Chip giant AMD (AMD) will announce its first quarter earnings after the bell on Tuesday. The announcement follows the disappointing report from competitor Intel last week. While Intel (INTC) posted a profit at both highs and lows, the company gave lower-than-expected revenue guidance for the current quarter, sending shares lower.
Investors and analysts will be looking at two key metrics during AMD’s report: AI chip sales and PC market performance. The company released its MI300 line of AI accelerators in December 2023 and began shipping units shortly thereafter. How well these chips sell could have a major impact on AMD’s stock after the earnings release.
Wall Street expects earnings per share (EPS) of $0.61 on revenue of $5.45 billion. That would mark a slight increase from the same quarter last year, when AMD reported earnings per share of $0.60 on revenue of $5.35 billion.
AMD’s MI300 chips are intended to compete with Nvidia’s (NVDA) best-selling H100 line of accelerators. The company previously said its MI300X beats Nvidia’s chips, a claim Nvidia rejected. Intel is also chasing Nvidia’s H100 platform with its Gaudi 3 accelerators.

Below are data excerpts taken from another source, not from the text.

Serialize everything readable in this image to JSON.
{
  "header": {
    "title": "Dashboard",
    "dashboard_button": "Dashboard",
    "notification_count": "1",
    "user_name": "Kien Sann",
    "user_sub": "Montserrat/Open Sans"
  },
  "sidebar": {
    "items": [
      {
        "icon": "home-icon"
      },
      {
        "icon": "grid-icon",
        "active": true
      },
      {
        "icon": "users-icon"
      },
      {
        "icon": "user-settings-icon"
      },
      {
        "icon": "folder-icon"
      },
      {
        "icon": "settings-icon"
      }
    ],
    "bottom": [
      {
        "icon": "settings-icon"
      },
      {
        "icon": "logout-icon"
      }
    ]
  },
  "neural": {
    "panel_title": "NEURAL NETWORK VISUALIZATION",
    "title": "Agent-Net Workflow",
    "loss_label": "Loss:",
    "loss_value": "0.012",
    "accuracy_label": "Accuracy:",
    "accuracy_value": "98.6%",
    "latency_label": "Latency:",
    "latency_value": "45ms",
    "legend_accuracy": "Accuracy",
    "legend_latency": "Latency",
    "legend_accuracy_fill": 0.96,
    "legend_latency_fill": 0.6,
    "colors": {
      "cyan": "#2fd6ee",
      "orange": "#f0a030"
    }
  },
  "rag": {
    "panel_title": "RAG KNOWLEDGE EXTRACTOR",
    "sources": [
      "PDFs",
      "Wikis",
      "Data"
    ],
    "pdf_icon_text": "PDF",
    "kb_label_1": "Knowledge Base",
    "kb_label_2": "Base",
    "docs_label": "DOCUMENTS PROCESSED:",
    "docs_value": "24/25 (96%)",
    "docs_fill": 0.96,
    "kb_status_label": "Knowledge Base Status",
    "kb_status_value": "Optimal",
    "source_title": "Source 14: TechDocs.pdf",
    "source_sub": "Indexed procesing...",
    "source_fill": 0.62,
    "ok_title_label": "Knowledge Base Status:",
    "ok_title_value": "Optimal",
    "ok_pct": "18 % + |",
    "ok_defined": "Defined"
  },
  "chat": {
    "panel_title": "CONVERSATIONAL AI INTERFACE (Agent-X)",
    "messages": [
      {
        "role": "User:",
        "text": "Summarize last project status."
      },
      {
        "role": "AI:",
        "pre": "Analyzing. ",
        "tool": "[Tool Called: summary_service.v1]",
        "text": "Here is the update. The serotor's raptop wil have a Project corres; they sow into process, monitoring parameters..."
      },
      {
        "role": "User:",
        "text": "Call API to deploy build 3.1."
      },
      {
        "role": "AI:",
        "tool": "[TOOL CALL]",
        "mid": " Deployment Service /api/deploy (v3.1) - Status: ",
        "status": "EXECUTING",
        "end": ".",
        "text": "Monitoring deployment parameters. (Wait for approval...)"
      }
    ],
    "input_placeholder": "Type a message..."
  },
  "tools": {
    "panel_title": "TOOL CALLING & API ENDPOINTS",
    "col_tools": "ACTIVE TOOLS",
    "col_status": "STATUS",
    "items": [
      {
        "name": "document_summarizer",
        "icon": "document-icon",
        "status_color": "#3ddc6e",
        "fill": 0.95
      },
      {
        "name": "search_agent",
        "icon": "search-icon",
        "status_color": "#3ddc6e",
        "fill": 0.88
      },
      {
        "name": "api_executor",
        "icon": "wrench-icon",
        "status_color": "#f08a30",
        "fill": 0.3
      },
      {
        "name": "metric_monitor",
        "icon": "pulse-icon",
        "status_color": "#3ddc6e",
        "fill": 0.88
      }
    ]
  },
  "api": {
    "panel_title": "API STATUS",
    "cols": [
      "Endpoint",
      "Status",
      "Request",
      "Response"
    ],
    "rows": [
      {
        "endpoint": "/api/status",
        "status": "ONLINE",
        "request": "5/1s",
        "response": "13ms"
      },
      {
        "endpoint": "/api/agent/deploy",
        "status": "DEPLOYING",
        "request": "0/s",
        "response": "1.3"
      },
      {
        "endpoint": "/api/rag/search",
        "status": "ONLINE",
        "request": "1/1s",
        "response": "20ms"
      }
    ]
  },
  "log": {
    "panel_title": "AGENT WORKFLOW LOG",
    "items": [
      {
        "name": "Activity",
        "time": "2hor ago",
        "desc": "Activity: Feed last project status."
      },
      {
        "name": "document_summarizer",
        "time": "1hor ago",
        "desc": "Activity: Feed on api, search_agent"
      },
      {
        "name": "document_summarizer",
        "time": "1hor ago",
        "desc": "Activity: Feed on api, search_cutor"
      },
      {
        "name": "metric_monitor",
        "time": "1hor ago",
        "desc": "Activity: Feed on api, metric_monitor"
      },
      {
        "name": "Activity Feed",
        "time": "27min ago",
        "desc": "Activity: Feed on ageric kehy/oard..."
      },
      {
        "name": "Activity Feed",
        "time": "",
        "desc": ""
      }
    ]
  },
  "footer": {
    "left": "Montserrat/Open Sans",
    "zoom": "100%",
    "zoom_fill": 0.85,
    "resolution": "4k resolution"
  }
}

However, Nvidia announced the successor to the H100, the Blackwell platform, during the GTC conference in March. This platform should offer better performance than its predecessor.
The AI arms race isn’t slowing down anytime soon either. Microsoft (MSFT), Google (GOOG, GOOGL) and Meta (META) have each announced they are pouring money into AI data center capabilities to build out and support their various software offerings.
But whether AMD can take a significant market share from market leader Nvidia remains to be seen. According to UBS Global Research analyst Timothy Arcuri, sales of MI300X should generate billions this year.
“We still view MI300’s revenue this year as conservatively between $5 billion and $6 billion and we also see that expectations are excellent,” he wrote in an investor note ahead of the earnings results.
For the quarter, Wall Street expects data center revenue of $2.31 billion, representing a 78% year-over-year increase from the same period last year.
Outside of AI sales, Wall Street will be looking at the recovery in the PC market and its impact on AMD’s sales. According to IDC, global PC sales rose 1.5% in the first quarter of 2024, marking the first quarter of growth after two years of declines.
Intel already reported a 31% year-over-year increase in revenue from Client Group, the company’s PC chip segment, in the latest quarter. That should be good for AMD. Both companies are pushing their own AI PCs, or laptops and desktops that can run generative AI apps locally instead of over the internet.
Analysts are calling for AMD Client revenue, the segment that includes PC chip sales, to rise 74% year over year to $1.29 billion in the quarter.
But Intel and AMD aren’t the only companies pushing for a piece of the AI PC market. Qualcomm (QCOM) is aiming for its own style with its new Snapdragon X Elite and Snapdragon X Plus chips for laptops.
Despite healthy growth expectations for the Data Center and Client segments, Wall Street expects the company’s Gaming and Embedded divisions to decline 45% and 40%, respectively.